What is the condition of a person's spirit when he focuses on the central point of emunah? "When a person merits the realization that his purpose in life is to acknowledge Hashem's existence, he is suddenly suffused with a boundless joy, and his soul is blissful. Then does his imagination complement his intellect to gaze in tandem upon the pleasantness of Hashem. And all the fleshly pleasures dissipate and disappear and his refined soul is bathed in holiness. It separates from his polluted body to roam freely among the heavenly spheres. When a person ascends to these spiritual values, he discovers before him a new world, for a person in this world can transcend momentarily to the level of an angel and bask in heavenly, holy bliss. And then, all the pleasures on earth pale and fade to nothingness compared to the spiritual sublimeness of a person's adherence to his Creator" (Chazon Ish: Emunah Uvitochon p. 11).

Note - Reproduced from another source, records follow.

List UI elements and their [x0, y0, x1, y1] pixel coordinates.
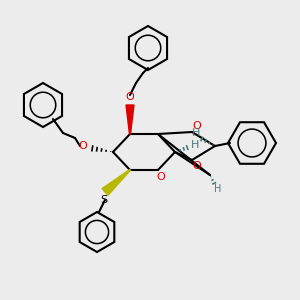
Text: S: S: [100, 195, 108, 205]
Text: O: O: [79, 141, 87, 151]
Text: H: H: [192, 128, 200, 138]
Text: O: O: [193, 121, 201, 131]
Text: O: O: [126, 92, 134, 102]
Text: O: O: [157, 172, 165, 182]
Text: H: H: [191, 140, 199, 150]
Polygon shape: [126, 105, 134, 134]
Text: H: H: [214, 184, 222, 194]
Text: O: O: [193, 161, 201, 171]
Polygon shape: [102, 169, 130, 195]
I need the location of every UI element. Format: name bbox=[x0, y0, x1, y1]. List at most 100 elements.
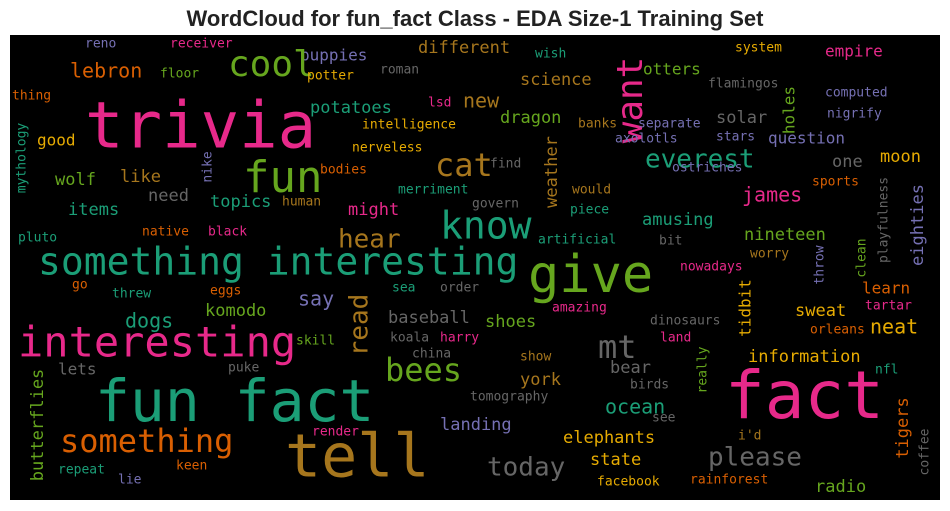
word: empire bbox=[825, 42, 883, 61]
word: know bbox=[440, 204, 532, 248]
word: clean bbox=[855, 238, 870, 277]
word: potatoes bbox=[310, 98, 392, 118]
word: otters bbox=[643, 60, 701, 79]
word: weather bbox=[542, 136, 562, 208]
word: bodies bbox=[320, 163, 367, 178]
word: bees bbox=[385, 351, 462, 389]
word: lsd bbox=[428, 96, 451, 111]
word: go bbox=[72, 278, 88, 293]
word: different bbox=[418, 38, 510, 58]
word: see bbox=[652, 411, 676, 426]
word: sea bbox=[392, 281, 415, 296]
word: separate bbox=[638, 117, 701, 132]
word: interesting bbox=[18, 318, 296, 367]
word: ostriches bbox=[672, 161, 742, 176]
word: i'd bbox=[738, 429, 761, 444]
word: nigrify bbox=[827, 107, 882, 122]
word: science bbox=[520, 70, 592, 90]
word: lebron bbox=[70, 59, 142, 83]
word: mythology bbox=[15, 123, 30, 194]
word: potter bbox=[307, 69, 354, 84]
word: keen bbox=[176, 459, 207, 474]
word: reno bbox=[85, 37, 116, 52]
word: tartar bbox=[865, 299, 912, 314]
word: landing bbox=[440, 415, 512, 435]
word: piece bbox=[570, 203, 609, 218]
word: puke bbox=[228, 361, 259, 376]
word: new bbox=[463, 89, 500, 113]
word: nike bbox=[201, 151, 216, 182]
word: eighties bbox=[908, 184, 928, 266]
word: moon bbox=[880, 147, 921, 167]
word: rainforest bbox=[690, 473, 768, 488]
word: one bbox=[832, 152, 863, 172]
word: radio bbox=[815, 477, 866, 497]
word: dragon bbox=[500, 108, 561, 128]
word: tigers bbox=[893, 397, 913, 458]
word: sports bbox=[812, 175, 859, 190]
word: system bbox=[735, 41, 782, 56]
word: order bbox=[440, 281, 479, 296]
word: nineteen bbox=[744, 225, 826, 245]
word: land bbox=[660, 331, 691, 346]
word: cool bbox=[228, 44, 315, 85]
word: state bbox=[590, 450, 641, 470]
word: fun bbox=[243, 152, 322, 203]
word: information bbox=[748, 347, 861, 367]
word: black bbox=[208, 225, 247, 240]
word: wish bbox=[535, 47, 566, 62]
word: merriment bbox=[398, 183, 468, 198]
word: question bbox=[768, 129, 845, 148]
word: artificial bbox=[538, 233, 616, 248]
word: bit bbox=[659, 234, 682, 249]
word: dogs bbox=[125, 309, 173, 333]
word: thing bbox=[12, 89, 51, 104]
word: butterflies bbox=[28, 369, 48, 482]
word: pluto bbox=[18, 231, 57, 246]
word: might bbox=[348, 200, 399, 220]
word: harry bbox=[440, 331, 479, 346]
word: lie bbox=[118, 473, 142, 488]
word: read bbox=[345, 294, 375, 357]
word: banks bbox=[578, 117, 617, 132]
cloud-background bbox=[10, 35, 940, 500]
word: like bbox=[120, 167, 161, 187]
word: birds bbox=[630, 378, 669, 393]
word: james bbox=[742, 183, 802, 207]
word: good bbox=[37, 131, 76, 150]
word: holes bbox=[780, 86, 799, 134]
word: china bbox=[412, 347, 451, 362]
word: cat bbox=[435, 146, 493, 184]
word: lets bbox=[58, 360, 97, 379]
word: nowadays bbox=[680, 260, 743, 275]
word: stars bbox=[716, 130, 755, 145]
word: flamingos bbox=[708, 77, 778, 92]
word: wolf bbox=[55, 170, 96, 190]
word: fact bbox=[725, 357, 884, 434]
word: today bbox=[487, 453, 565, 483]
word: give bbox=[528, 245, 653, 305]
word: facebook bbox=[597, 475, 660, 490]
word: komodo bbox=[205, 301, 266, 321]
word: threw bbox=[112, 287, 151, 302]
word: throw bbox=[813, 245, 828, 284]
word: topics bbox=[210, 192, 271, 212]
chart-title: WordCloud for fun_fact Class - EDA Size-… bbox=[187, 6, 765, 31]
word: please bbox=[708, 443, 802, 473]
word: trivia bbox=[85, 90, 316, 164]
word: coffee bbox=[918, 428, 933, 475]
word: dinosaurs bbox=[650, 314, 720, 329]
word: render bbox=[312, 425, 359, 440]
word: shoes bbox=[485, 312, 536, 332]
word: would bbox=[572, 183, 611, 198]
word: worry bbox=[750, 247, 789, 262]
word: show bbox=[520, 350, 551, 365]
word: tidbit bbox=[736, 279, 755, 337]
word: eggs bbox=[210, 284, 241, 299]
word: elephants bbox=[563, 428, 655, 448]
word: playfulness bbox=[877, 177, 892, 263]
word: hear bbox=[338, 225, 401, 255]
word: neat bbox=[870, 315, 918, 339]
word: repeat bbox=[58, 463, 105, 478]
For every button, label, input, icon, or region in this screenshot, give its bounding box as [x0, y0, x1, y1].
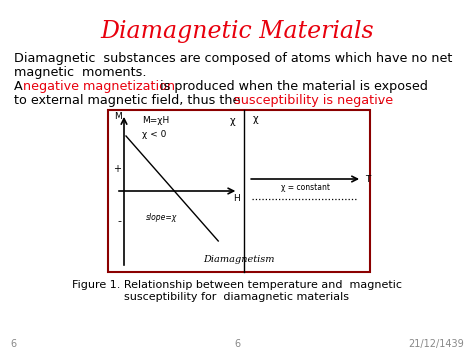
- Text: Diamagnetic Materials: Diamagnetic Materials: [100, 20, 374, 43]
- Text: χ: χ: [252, 114, 258, 124]
- Text: susceptibility is negative: susceptibility is negative: [234, 94, 393, 107]
- Text: is produced when the material is exposed: is produced when the material is exposed: [156, 80, 428, 93]
- Text: 6: 6: [234, 339, 240, 349]
- Text: χ = constant: χ = constant: [281, 183, 329, 192]
- Text: 6: 6: [10, 339, 16, 349]
- Text: magnetic  moments.: magnetic moments.: [14, 66, 146, 79]
- Text: A: A: [14, 80, 27, 93]
- Text: T: T: [365, 175, 370, 184]
- Text: Diamagnetic  substances are composed of atoms which have no net: Diamagnetic substances are composed of a…: [14, 52, 452, 65]
- Text: M: M: [114, 112, 122, 121]
- Text: χ < 0: χ < 0: [142, 130, 166, 139]
- Text: +: +: [113, 164, 121, 174]
- Text: susceptibility for  diamagnetic materials: susceptibility for diamagnetic materials: [125, 292, 349, 302]
- Text: 21/12/1439: 21/12/1439: [408, 339, 464, 349]
- Text: -: -: [117, 216, 121, 226]
- Bar: [108, 110, 370, 272]
- Text: slope=χ: slope=χ: [146, 213, 177, 222]
- Text: H: H: [233, 194, 240, 203]
- Text: Figure 1. Relationship between temperature and  magnetic: Figure 1. Relationship between temperatu…: [72, 280, 402, 290]
- Text: negative magnetization: negative magnetization: [23, 80, 175, 93]
- Text: .: .: [374, 94, 382, 107]
- Text: χ: χ: [229, 116, 235, 126]
- Text: Diamagnetism: Diamagnetism: [203, 255, 275, 264]
- Text: to external magnetic field, thus the: to external magnetic field, thus the: [14, 94, 245, 107]
- Text: M=χH: M=χH: [142, 116, 169, 125]
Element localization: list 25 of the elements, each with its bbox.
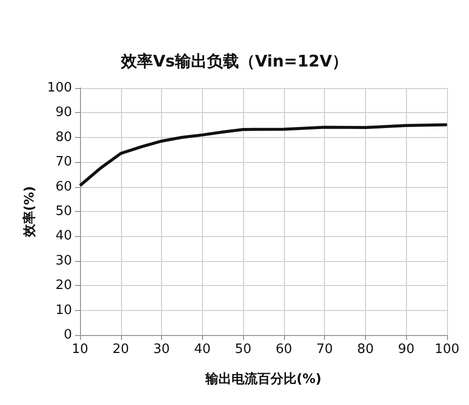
x-tick-label: 50 (234, 342, 252, 357)
x-tick-label: 20 (112, 342, 130, 357)
x-tick-label: 70 (316, 342, 333, 357)
x-tick-label: 10 (72, 342, 88, 357)
y-tick-label: 30 (55, 253, 72, 268)
y-tick-label: 50 (55, 204, 72, 219)
line-series (78, 123, 448, 188)
x-tick-label: 30 (153, 342, 170, 357)
x-axis-title: 输出电流百分比(%) (204, 371, 322, 387)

One who examines the Song at the Sea, even with a limited view, will see in it an eternal vista-view. How did Israel merit this sublime level of spirituality? "In what merit was Jewry privileged to say shiroh at the sea? In the merit of the faith they exhibited. We see earlier written, `And Israel saw the great hand and they believed in Hashem and in Moshe His servant'" (Tanchuma Beshalach, 11). They reached a prime point in their emunoh, a juncture at which the intellect united with the inner will and instinctively, they felt the inner urge, need and desire to sing. When a person finds himself at such a state of mind- heart to hear and feel what his inner heart is saying to him, he is essentially separated from his polluted body and a new world is revealed before him. He gazes upon this new world and beholds eternity, and is moved, inspired to burst forth in a song of eternity, a praise to the Eternal Creator.

This is true song, not what we surmise to be a gift of expression, a poetic talent like the other artistic modes of expression -- like that stringing together of words produced by some hapless drunkard weaving crazily through the streets. And this `work of art' has been hailed and established as the national anthem!

True song is latent within the soul of man and it sings on, uninterruptedly. For the expression of the heart is the true, inner will that reverberates and pulses within. At select times, a person can hear this song, this message of the heart, at those times when he merits tuning in to the essential point of truth. And when a person reaches this state of his faith not budging from him, when he is capable of always following in its light, then he will be capable of hearing the song which his heart is perennially singing.

The Shechina revealed Itself at the exodus from Egypt, and the Splitting of the Sea removed from Israel the dominance of the yetzer hora. Then their intellects were able to unite with the true inner desire of the heart. And they believed. And from within them, spontaneously, rose up the song which the heart demands that we sing, constantly and uninterruptedly.